Five Personal Finance New Year's Resolutions

| January 19, 2022

New Year’s resolutions can be challenging. About 35% of people in the USA stuck to their resolutions for 2021, which is great, but that means 65% of us let some or all of our resolutions drop. Of all the New Year’s resolutions made in 2021, 44% related to saving money. As we head into 2022, here are some resolutions related to your money that are relatively easy to keep, especially if you start now:

  1. Don’t over or underpay your taxes. A common source of tax overpayments is married individuals continuing to mark themselves as single on their tax withholding forms at work. When you get married, it’s entirely up to you to update your status with your payroll processor or HR. If you have any taxable payments, such as annuity distributions, social security, or IRA withdrawals with a set tax withholding amount, make sure your withholding settings reflect your effective tax rate and not just the marginal tax bracket you are in. For example, a joint-filing married couple withdrawing $60,000 from IRAs (with no other taxable income) is in the 12% tax bracket but their effective tax rate is only 6.3%. Underpayments tend to come from inversion of the above scenarios: make sure you aren’t withholding too little at work or from other income sources, and, if you have income from which withholding is not possible, be prepared to make estimated tax payments.
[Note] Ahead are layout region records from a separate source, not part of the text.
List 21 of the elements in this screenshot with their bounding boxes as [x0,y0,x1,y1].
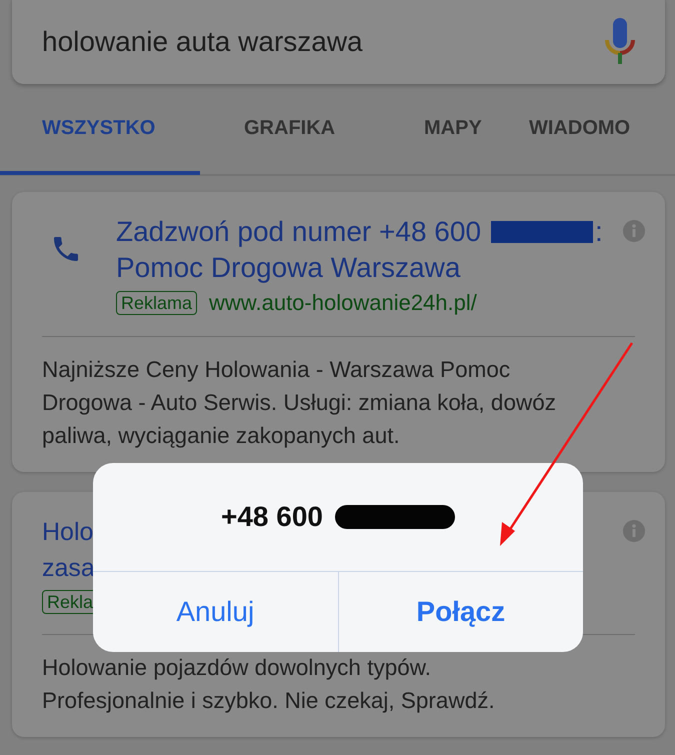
result-url[interactable]: www.auto-holowanie24h.pl/ [209,290,477,316]
info-icon[interactable] [623,520,645,542]
result-title[interactable]: zasa [42,550,95,586]
tab[interactable]: WIADOMO [526,85,630,175]
search-field[interactable]: holowanie auta warszawa [12,0,665,84]
description-line: Holowanie pojazdów dowolnych typów. [42,654,431,682]
tab[interactable]: MAPY [378,85,526,175]
description-line: paliwa, wyciąganie zakopanych aut. [42,422,400,450]
ad-label: Reklama [116,291,198,315]
result-title[interactable]: : [595,214,603,250]
description-line: Profesjonalnie i szybko. Nie czekaj, Sprawdź. [42,687,495,715]
phone-number: +48 600 [221,501,323,533]
info-icon[interactable] [623,220,645,242]
tab[interactable]: WSZYSTKO [0,85,200,175]
call-button[interactable]: Połącz [338,572,583,652]
tab[interactable]: GRAFIKA [200,85,378,175]
result-title[interactable]: Pomoc Drogowa Warszawa [116,250,460,286]
description-line: Najniższe Ceny Holowania - Warszawa Pomoc [42,356,510,384]
result-title[interactable]: Holo [42,514,94,550]
result-title[interactable]: Zadzwoń pod numer +48 600 [116,214,482,250]
description-line: Drogowa - Auto Serwis. Usługi: zmiana koła, dowóz [42,389,556,417]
  2. Bump up your retirement contributions. If you are maxing out your 401(k), 403(b), 457, or TSP note that the maximum is now $20,500 (plus a $6,500 catch up if over 50). SIMPLE IRAs have been bumped up to $14,000 with a $3,000 catch up. Of course, not everyone is in a position to max out their retirement plans. In that case, why not bump up your contributions by just 1% for the new year? Over time it can have a big impact.
  3. Keep your credit card companies abreast of your income. If you choose to use a credit card, bear in mind that a higher credit limit, even if you never intend to max out your credit cards, can improve your credit score. This is because lenders like to see a low ratio of balance to credit limit. Paying your balance down or off is an excellent way to achieve this but it doesn’t hurt to have a higher limit, not so you can spend more, but in order to optimize your credit rating. On occasion, some lenders will invite you to update your income, but if yours doesn’t, or hasn’t asked in a while, it’s easy to update it online in your credit card’s app or website. While they won’t automatically raise your limit, this information will be used when they periodically reevaluate your limit. If you’ve received a raise, promotion, or other pay increase it’s a good idea to let your lenders know.
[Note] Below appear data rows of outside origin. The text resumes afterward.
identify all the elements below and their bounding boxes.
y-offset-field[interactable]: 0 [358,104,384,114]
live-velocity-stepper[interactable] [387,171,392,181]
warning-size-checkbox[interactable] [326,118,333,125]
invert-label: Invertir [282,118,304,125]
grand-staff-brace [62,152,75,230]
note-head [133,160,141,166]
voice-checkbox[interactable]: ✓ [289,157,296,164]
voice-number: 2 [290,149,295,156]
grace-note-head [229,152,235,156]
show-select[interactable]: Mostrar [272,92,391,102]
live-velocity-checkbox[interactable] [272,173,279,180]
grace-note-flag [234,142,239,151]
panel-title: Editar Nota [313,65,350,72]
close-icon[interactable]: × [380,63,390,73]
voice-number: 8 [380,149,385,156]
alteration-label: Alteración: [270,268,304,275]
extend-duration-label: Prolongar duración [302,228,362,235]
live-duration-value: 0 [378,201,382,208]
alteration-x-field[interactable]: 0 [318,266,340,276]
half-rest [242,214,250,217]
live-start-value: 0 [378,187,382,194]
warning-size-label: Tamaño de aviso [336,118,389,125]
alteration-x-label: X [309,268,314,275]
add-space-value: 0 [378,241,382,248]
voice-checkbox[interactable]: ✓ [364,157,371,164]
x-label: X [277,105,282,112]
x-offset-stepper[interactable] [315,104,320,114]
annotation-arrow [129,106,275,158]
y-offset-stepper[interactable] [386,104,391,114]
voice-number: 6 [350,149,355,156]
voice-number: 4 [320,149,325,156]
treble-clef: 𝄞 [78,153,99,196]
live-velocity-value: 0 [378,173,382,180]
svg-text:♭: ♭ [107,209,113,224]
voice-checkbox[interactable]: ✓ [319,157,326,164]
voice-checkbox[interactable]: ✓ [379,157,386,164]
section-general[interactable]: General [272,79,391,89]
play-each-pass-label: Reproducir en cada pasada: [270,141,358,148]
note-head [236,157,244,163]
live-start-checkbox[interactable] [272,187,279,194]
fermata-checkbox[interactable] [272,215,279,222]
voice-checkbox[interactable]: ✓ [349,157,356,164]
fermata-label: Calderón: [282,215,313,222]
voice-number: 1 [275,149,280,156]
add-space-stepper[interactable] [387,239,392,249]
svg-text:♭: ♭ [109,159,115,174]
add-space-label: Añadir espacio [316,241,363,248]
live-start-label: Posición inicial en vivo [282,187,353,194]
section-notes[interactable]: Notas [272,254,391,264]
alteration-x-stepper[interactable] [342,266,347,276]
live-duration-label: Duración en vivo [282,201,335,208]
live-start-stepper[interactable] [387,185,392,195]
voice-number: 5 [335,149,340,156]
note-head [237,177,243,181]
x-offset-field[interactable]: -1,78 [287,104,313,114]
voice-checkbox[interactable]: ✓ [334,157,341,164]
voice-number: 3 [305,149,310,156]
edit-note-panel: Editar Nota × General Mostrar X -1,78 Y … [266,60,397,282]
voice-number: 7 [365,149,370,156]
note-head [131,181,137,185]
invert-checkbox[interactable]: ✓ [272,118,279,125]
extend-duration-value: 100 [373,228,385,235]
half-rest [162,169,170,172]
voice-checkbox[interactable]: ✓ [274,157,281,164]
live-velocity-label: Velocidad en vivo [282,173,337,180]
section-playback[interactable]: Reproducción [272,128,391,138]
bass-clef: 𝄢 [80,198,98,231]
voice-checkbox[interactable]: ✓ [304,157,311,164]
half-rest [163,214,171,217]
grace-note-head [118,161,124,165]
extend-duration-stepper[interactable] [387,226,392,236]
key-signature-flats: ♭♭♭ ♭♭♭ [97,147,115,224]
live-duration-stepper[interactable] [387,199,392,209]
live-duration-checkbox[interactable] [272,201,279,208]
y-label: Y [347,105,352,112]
  4. Cancel unused or little used subscriptions. Take some time this month to analyze which subscriptions (be it your local paper, Netflix, or a food delivery service) you actually use regularly enough to warrant keeping. Since we don’t have to sit down and pay for each individual month, simple inaction is enough for these to pile up!
  5. Don’t miss an opportunity to make retirement contributions for last year. You have until April 15th to make prior year (2021) contributions to your IRA or Roth IRA. If you had planned on putting money aside last year but never got around to it, there’s still time.